Overcoming Depression is Not Just about ‘Positive Thinking’
You might hear a lot about positive thinking when you are trying to find a way to recover from depression. Getting over depression can be a little more complicated than just trying to think positively. Depression can show up in really different ways and it is important to remember that each person’s experience is unique. You can be depressed without even really feeling sad. For some people, it could be feelings of guilt and irritability that may be prominent. For other people it could be feelings of shame, tearfulness, concentration difficulties and indecision that are most noticeable.
For many people with depression a cycle sets in where you generally get less enjoyment from things you used to enjoy and for understandable reasons, you stop doing those things. You can’t be bothered to see friends, you drop the hobbies you used to love, you put less effort into most daily tasks, even with things like dressing yourself and cooking meals. Your world gets more and more narrow and less opportunities to escape depression present themselves due to the isolation and inactivity that depression can bring about. The solution can lie in finding ways to escape this cycle.
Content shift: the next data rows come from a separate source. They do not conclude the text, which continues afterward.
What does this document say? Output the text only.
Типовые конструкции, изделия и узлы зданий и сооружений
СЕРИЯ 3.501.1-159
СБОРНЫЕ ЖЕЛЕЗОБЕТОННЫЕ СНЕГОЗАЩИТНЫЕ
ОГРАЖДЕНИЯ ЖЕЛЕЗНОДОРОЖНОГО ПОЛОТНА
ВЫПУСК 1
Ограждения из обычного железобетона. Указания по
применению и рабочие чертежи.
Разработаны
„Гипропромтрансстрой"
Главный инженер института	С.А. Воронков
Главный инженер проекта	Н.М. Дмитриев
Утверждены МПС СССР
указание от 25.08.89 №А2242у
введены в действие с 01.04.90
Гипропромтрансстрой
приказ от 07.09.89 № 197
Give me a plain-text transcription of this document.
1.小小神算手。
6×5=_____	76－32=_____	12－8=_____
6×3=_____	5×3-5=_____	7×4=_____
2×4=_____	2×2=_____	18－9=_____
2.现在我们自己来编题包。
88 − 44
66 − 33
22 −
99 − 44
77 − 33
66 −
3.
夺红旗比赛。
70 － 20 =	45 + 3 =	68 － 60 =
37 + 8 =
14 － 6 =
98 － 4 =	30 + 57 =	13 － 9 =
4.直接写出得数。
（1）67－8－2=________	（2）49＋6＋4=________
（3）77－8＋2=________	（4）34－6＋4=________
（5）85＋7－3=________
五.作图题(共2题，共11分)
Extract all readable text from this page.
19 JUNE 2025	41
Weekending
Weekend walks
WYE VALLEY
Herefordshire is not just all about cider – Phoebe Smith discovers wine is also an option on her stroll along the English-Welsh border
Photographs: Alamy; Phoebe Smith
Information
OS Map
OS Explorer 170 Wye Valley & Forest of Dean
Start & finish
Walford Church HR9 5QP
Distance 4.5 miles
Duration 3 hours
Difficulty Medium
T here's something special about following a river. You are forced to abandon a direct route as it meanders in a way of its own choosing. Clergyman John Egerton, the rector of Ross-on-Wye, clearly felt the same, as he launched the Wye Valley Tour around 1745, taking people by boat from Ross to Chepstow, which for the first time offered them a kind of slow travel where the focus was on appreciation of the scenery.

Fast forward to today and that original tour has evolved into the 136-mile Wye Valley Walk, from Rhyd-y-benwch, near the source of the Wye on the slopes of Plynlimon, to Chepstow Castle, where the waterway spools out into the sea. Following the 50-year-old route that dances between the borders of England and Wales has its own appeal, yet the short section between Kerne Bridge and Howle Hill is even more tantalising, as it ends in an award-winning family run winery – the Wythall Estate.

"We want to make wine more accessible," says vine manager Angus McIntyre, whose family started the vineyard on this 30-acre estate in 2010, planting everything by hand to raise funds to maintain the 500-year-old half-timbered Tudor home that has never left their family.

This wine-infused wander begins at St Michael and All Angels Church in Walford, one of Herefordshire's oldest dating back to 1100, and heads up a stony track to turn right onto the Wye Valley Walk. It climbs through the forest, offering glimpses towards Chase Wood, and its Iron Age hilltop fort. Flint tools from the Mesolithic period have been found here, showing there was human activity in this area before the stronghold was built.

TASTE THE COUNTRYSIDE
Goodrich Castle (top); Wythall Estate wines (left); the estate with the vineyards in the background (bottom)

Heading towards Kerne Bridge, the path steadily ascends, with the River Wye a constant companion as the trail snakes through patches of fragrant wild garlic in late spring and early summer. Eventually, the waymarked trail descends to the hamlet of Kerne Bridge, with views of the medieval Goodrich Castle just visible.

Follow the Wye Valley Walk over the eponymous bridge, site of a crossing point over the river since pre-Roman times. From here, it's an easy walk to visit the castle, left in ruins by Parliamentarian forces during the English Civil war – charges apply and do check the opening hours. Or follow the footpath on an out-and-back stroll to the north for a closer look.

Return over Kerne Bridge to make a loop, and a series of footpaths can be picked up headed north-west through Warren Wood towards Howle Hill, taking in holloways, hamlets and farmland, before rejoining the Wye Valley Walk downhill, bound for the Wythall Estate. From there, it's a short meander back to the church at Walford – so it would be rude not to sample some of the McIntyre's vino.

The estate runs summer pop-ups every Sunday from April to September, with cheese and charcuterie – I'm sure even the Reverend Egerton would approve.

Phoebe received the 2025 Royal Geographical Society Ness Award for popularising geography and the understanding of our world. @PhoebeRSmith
It can bring so much relief to realise that the way you are seeing things is not really the whole truth. In some cases, the negative way in which you are viewing things might be accurate, it is just that the positive things are missing. Without the hope and promise that comes from seeing a balance of positive and negative perspectives, life can get very bleak. It is often this pessimism that contributes to difficulties making decisions, all the options look unappealing when all you see are how things could go wrong. When you are considering several possibilities, and you only predict the ways in which each option could have negative consequences then every path you could take seems like a bad idea. Addressing the way you are thinking to include a balance of positives and negatives can help you move forward. This is where a good friend, partner or a formal relationship with a psychologist can be helpful. Family members and friends sometimes become fatigued from trying to help and are not always objective about you and your situation.
Overcoming depression is about trying to view things in more accurate ways, including both the positive and negative and breaking free from cycles of depression that keep you stuck where you are. Help is available, you don’t have to keep pushing through alone.